7. Jim in Empire of the Sun by JG Ballard

Ballard’s memoir of invasion and internment in war-time Shanghai has young Jim at its centre. Unlike the real-life Ballard, Jim has to get through the second world war without his parents. Somehow, this stroke of the fictional brush makes an already incredible story even more compelling. Jim is a typical English schoolboy waking up one day to discover that he is in hell, and totally alone.

8. The Man in The Road by Cormac McCarthy

McCarthy pours every fear and anxiety of the modern father into The Man, who must make his way through a wrecked world with his son. He is the measure of our inability to protect our children from all that is rotten in the world, and you can hear his soul weeping.

9. “You” in Bright Lights, Big City by Jay McInerney

McInerney’s second-person masterpiece follows the modern male from drug-crazed hedonism all the way to his mother’s deathbed. A coke-addled clown on a journey to the end of the night, and the outer suburbs of his youth.

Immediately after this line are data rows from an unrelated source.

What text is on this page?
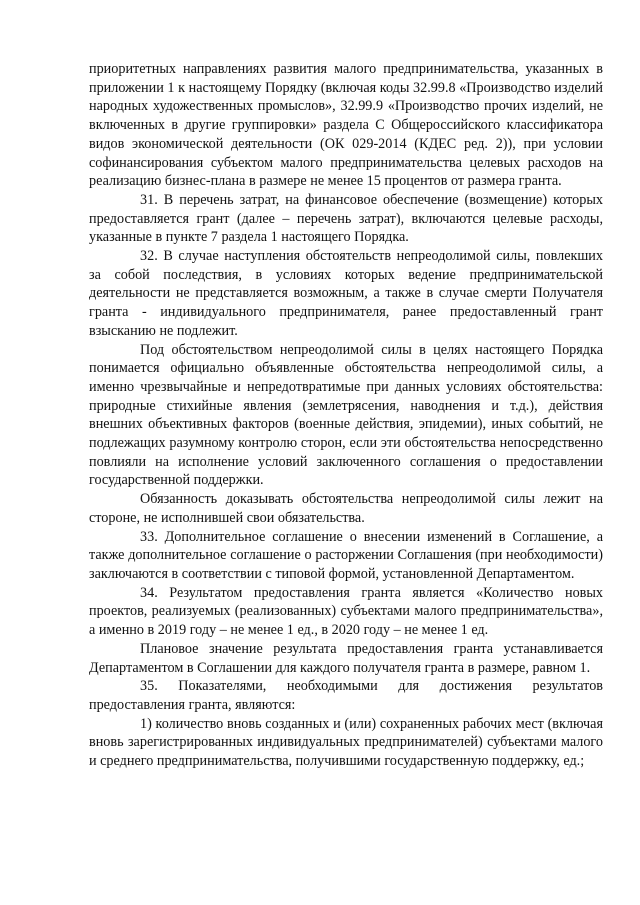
приоритетных направлениях развития малого предпринимательства, указанных в приложении 1 к настоящему Порядку (включая коды 32.99.8 «Производство изделий народных художественных промыслов», 32.99.9 «Производство прочих изделий, не включенных в другие группировки» раздела С Общероссийского классификатора видов экономической деятельности (ОК 029-2014 (КДЕС ред. 2)), при условии софинансирования субъектом малого предпринимательства целевых расходов на реализацию бизнес-плана в размере не менее 15 процентов от размера гранта.

31. В перечень затрат, на финансовое обеспечение (возмещение) которых предоставляется грант (далее – перечень затрат), включаются целевые расходы, указанные в пункте 7 раздела 1 настоящего Порядка.

32. В случае наступления обстоятельств непреодолимой силы, повлекших за собой последствия, в условиях которых ведение предпринимательской деятельности не представляется возможным, а также в случае смерти Получателя гранта - индивидуального предпринимателя, ранее предоставленный грант взысканию не подлежит.

Под обстоятельством непреодолимой силы в целях настоящего Порядка понимается официально объявленные обстоятельства непреодолимой силы, а именно чрезвычайные и непредотвратимые при данных условиях обстоятельства: природные стихийные явления (землетрясения, наводнения и т.д.), действия внешних объективных факторов (военные действия, эпидемии), иных событий, не подлежащих разумному контролю сторон, если эти обстоятельства непосредственно повлияли на исполнение условий заключенного соглашения о предоставлении государственной поддержки.

Обязанность доказывать обстоятельства непреодолимой силы лежит на стороне, не исполнившей свои обязательства.

33. Дополнительное соглашение о внесении изменений в Соглашение, а также дополнительное соглашение о расторжении Соглашения (при необходимости) заключаются в соответствии с типовой формой, установленной Департаментом.

34. Результатом предоставления гранта является «Количество новых проектов, реализуемых (реализованных) субъектами малого предпринимательства», а именно в 2019 году – не менее 1 ед., в 2020 году – не менее 1 ед.

Плановое значение результата предоставления гранта устанавливается Департаментом в Соглашении для каждого получателя гранта в размере, равном 1.

35. Показателями, необходимыми для достижения результатов предоставления гранта, являются:

1) количество вновь созданных и (или) сохраненных рабочих мест (включая вновь зарегистрированных индивидуальных предпринимателей) субъектами малого и среднего предпринимательства, получившими государственную поддержку, ед.;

10. Frank Delsa in Mr Paradise by Elmore Leonard

Detective Delsa has a dead wife and the hots for a good-time girl who may possibly be involved in a murder. He knows it’s not the right move, but he just can’t stop wanting to spend the rest of his life with her. Even when she tells him she’s going out on a date. Like a lot of troubled males, at the very centre of Frank Delsa’s world is a hole in the shape of a woman.